Cloud vs. On-Premise: Welche IT-Infrastruktur passt?
Die Wahl der richtigen IT-Infrastruktur ist eine strategische Entscheidung, die Skalierbarkeit, Sicherheit und Kostenstruktur maßgeblich beeinflusst.
Was ist On-Premise?
Bei On-Premise betreibt ein Unternehmen seine Server in eigenen Räumlichkeiten. Vorteil: vollständige Kontrolle. Nachteil: hohe Investitionskosten und schwere Skalierbarkeit.

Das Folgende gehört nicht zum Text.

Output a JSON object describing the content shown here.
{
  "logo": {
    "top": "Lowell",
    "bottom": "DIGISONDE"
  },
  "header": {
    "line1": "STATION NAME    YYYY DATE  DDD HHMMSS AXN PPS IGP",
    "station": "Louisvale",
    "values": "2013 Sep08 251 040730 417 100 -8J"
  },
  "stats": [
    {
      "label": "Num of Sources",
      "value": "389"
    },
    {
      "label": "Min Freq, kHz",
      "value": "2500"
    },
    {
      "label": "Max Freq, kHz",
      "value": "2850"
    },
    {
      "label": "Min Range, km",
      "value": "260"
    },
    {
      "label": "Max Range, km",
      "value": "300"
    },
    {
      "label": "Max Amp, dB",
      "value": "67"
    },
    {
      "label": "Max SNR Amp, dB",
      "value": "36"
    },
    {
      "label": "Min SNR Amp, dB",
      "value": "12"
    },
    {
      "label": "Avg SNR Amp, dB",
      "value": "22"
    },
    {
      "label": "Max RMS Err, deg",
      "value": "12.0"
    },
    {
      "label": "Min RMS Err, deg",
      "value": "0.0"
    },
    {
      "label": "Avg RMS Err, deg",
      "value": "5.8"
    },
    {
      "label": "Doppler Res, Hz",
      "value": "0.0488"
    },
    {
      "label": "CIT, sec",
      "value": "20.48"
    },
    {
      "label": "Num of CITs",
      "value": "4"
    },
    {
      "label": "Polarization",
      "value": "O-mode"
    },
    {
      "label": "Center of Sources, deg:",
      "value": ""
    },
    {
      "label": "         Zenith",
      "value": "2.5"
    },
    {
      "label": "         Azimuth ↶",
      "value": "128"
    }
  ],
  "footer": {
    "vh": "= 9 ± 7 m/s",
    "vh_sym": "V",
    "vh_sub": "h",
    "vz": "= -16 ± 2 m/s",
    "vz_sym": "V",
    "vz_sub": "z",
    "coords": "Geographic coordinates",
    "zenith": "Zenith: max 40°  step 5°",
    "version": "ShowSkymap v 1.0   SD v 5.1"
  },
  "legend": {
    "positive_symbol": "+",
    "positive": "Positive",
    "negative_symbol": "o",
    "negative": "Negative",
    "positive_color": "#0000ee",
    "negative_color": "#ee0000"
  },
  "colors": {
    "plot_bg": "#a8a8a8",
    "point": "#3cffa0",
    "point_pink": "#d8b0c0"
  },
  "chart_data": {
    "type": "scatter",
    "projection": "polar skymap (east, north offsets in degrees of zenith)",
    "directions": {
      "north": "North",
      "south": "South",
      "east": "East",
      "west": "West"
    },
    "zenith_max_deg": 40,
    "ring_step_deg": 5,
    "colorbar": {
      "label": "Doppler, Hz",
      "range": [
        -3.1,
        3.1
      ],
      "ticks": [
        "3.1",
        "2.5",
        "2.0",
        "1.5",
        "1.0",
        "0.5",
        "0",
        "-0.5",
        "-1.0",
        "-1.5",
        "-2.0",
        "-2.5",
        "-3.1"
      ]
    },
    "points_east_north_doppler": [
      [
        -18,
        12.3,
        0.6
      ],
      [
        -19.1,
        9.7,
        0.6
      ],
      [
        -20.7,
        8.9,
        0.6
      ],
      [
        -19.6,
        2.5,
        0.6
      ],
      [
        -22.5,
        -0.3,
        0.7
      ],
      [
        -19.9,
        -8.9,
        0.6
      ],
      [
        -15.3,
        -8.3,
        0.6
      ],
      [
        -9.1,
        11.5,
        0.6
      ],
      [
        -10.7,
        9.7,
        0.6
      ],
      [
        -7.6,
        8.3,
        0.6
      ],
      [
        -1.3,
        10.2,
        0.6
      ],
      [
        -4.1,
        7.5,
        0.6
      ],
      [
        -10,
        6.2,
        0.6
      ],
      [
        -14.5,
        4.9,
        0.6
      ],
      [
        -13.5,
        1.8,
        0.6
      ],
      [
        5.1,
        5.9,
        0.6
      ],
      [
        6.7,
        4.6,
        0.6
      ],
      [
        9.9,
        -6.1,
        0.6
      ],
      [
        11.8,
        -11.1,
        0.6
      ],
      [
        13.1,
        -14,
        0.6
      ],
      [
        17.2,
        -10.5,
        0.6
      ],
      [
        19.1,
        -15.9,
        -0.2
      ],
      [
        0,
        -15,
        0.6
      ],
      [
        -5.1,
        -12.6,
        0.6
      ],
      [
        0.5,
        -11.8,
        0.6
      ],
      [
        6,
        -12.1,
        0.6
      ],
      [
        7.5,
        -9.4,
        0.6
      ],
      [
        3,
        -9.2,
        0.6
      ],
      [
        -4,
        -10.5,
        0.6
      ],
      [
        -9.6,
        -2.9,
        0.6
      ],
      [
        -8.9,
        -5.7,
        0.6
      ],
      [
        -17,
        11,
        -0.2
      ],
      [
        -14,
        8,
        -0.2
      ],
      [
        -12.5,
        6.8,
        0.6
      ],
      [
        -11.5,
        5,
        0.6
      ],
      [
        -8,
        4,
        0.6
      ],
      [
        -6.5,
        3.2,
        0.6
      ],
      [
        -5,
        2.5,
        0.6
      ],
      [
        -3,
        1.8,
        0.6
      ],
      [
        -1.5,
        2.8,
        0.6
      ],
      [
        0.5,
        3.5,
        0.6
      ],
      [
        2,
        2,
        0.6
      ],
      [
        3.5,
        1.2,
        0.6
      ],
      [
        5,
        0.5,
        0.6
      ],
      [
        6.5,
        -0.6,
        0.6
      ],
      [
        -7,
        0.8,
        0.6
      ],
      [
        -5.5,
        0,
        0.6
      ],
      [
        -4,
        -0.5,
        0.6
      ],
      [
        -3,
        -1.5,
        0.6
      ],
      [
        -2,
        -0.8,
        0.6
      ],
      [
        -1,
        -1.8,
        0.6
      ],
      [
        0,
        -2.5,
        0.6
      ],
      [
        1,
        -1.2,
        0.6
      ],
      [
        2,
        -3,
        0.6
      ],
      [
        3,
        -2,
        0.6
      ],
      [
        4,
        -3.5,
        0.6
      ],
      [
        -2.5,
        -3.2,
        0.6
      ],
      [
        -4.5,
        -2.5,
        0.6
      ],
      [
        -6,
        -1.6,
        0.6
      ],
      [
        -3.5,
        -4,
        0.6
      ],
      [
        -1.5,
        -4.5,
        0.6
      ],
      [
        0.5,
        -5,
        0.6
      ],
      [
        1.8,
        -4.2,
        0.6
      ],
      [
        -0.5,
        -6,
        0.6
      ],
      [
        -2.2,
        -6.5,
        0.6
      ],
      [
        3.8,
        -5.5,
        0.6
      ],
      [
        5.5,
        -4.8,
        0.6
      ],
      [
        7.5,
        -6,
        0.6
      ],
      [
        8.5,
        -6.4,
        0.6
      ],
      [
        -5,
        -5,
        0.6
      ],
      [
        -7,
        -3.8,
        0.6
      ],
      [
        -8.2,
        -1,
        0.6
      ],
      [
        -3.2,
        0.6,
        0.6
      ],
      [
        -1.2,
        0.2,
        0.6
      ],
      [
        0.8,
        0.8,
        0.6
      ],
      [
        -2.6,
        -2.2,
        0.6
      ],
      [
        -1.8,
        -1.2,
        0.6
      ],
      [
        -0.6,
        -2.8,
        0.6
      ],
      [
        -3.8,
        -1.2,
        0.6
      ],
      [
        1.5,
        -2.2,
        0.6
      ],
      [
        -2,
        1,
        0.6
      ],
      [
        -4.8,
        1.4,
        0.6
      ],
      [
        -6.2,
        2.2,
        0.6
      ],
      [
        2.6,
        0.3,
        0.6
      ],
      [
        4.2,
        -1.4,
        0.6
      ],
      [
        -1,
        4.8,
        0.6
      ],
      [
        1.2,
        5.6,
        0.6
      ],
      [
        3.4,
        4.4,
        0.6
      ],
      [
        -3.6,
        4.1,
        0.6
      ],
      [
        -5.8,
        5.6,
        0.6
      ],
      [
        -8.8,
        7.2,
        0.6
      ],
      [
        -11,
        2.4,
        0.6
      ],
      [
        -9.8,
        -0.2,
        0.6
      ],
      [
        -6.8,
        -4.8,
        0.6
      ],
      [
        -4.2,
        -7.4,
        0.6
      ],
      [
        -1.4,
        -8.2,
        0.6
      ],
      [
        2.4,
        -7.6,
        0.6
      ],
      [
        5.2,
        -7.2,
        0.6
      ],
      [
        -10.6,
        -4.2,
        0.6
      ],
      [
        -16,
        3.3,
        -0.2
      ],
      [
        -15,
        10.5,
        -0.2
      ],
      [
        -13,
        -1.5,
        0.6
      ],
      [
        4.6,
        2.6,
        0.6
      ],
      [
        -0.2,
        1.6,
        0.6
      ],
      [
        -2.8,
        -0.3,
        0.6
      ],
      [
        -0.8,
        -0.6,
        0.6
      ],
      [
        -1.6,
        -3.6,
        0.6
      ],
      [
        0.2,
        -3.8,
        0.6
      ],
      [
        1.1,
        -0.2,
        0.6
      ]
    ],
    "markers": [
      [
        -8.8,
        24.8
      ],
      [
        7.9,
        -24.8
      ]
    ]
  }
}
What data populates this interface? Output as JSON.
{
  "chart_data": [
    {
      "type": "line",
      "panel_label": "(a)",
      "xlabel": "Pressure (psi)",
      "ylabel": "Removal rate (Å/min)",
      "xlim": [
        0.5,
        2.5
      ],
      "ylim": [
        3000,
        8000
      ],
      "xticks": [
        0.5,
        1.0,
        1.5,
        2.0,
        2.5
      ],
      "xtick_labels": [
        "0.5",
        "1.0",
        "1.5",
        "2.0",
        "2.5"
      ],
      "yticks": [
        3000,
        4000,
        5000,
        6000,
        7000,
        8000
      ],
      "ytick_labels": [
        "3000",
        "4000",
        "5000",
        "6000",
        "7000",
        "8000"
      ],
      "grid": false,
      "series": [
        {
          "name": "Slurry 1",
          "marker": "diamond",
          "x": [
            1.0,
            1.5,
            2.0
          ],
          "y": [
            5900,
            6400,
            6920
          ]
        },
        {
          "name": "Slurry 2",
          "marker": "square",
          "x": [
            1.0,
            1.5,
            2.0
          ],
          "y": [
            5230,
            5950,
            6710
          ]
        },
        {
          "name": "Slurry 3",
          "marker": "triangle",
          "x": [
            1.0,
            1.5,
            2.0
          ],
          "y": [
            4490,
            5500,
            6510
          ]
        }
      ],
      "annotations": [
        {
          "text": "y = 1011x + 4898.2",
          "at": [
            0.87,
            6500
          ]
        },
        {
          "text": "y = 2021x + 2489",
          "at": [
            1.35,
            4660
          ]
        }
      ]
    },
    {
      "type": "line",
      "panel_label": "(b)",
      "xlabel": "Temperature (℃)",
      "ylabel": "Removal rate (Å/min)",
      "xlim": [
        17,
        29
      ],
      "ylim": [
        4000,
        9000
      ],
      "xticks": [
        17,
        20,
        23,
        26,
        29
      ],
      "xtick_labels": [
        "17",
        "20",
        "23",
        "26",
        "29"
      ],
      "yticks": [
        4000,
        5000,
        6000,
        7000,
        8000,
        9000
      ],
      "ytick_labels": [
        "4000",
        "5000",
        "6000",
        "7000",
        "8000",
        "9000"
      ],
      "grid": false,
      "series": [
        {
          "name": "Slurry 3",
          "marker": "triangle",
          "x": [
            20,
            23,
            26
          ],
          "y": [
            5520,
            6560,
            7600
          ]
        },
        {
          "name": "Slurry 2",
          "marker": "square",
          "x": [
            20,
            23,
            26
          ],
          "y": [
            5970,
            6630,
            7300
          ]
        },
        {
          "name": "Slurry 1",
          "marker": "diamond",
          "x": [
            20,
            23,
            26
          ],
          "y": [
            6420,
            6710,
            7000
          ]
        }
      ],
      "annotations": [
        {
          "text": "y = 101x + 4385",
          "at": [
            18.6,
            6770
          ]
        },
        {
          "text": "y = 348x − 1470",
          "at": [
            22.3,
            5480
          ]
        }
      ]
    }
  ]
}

Cloud Computing: Flexibilität aus der Steckdose
Ressourcen können per Mausklick hoch- oder heruntergefahren werden. Statt hoher Einmalkosten gibt es operative monatliche Ausgaben.
Der direkte Vergleich
Kostenstruktur
- On-Premise: Hohe Anfangsinvestition, laufende Wartung
- Cloud: Geringe Einstiegshürden, Pay-as-you-go
Skalierbarkeit
- On-Premise: Langsam (Wochen/Monate)
- Cloud: Sofort verfügbar
Kontrolle und Sicherheit
- On-Premise: Maximale Kontrolle
- Cloud: Geteilte Verantwortung, aber Milliarden-Investitionen in Sicherheit
Hybride Lösungen
Sensible Daten bleiben lokal, flexible Anwendungen laufen in der Cloud – das Beste aus beiden Welten. Weitere Informationen zur sicheren Handhabung von Kundendaten findest du unter DSGVO-konforme Digitalisierung: Kundendaten sicher schützen.
Entscheidungshilfe
On-Premise wenn: absolute Datenhoheit nötig, instabiles Internet, Legacy-Software. Cloud wenn: schnelles Wachstum, Homeoffice, planbare IT-Kosten. Für mittelständische Unternehmen, die vor der Digitalisierung stehen, bietet unser Leitfaden Digitalisierung im Mittelstand 2026: Leitfaden für KMUs weitere wertvolle Einblicke.
Fazit
KMUs bewegen sich immer stärker Richtung Cloud. Dies ist auch bei der Wahl von Kanzlei-Software 2026: Smarte KI-Lösungen für Anwälte & Steuerberater oder Fitnessstudio-Software 2026: Automatisierung von Buchung bis Training zu beobachten. Der Schlüssel liegt in einer Architektur, die mit den Zielen deines Unternehmens mitwächst.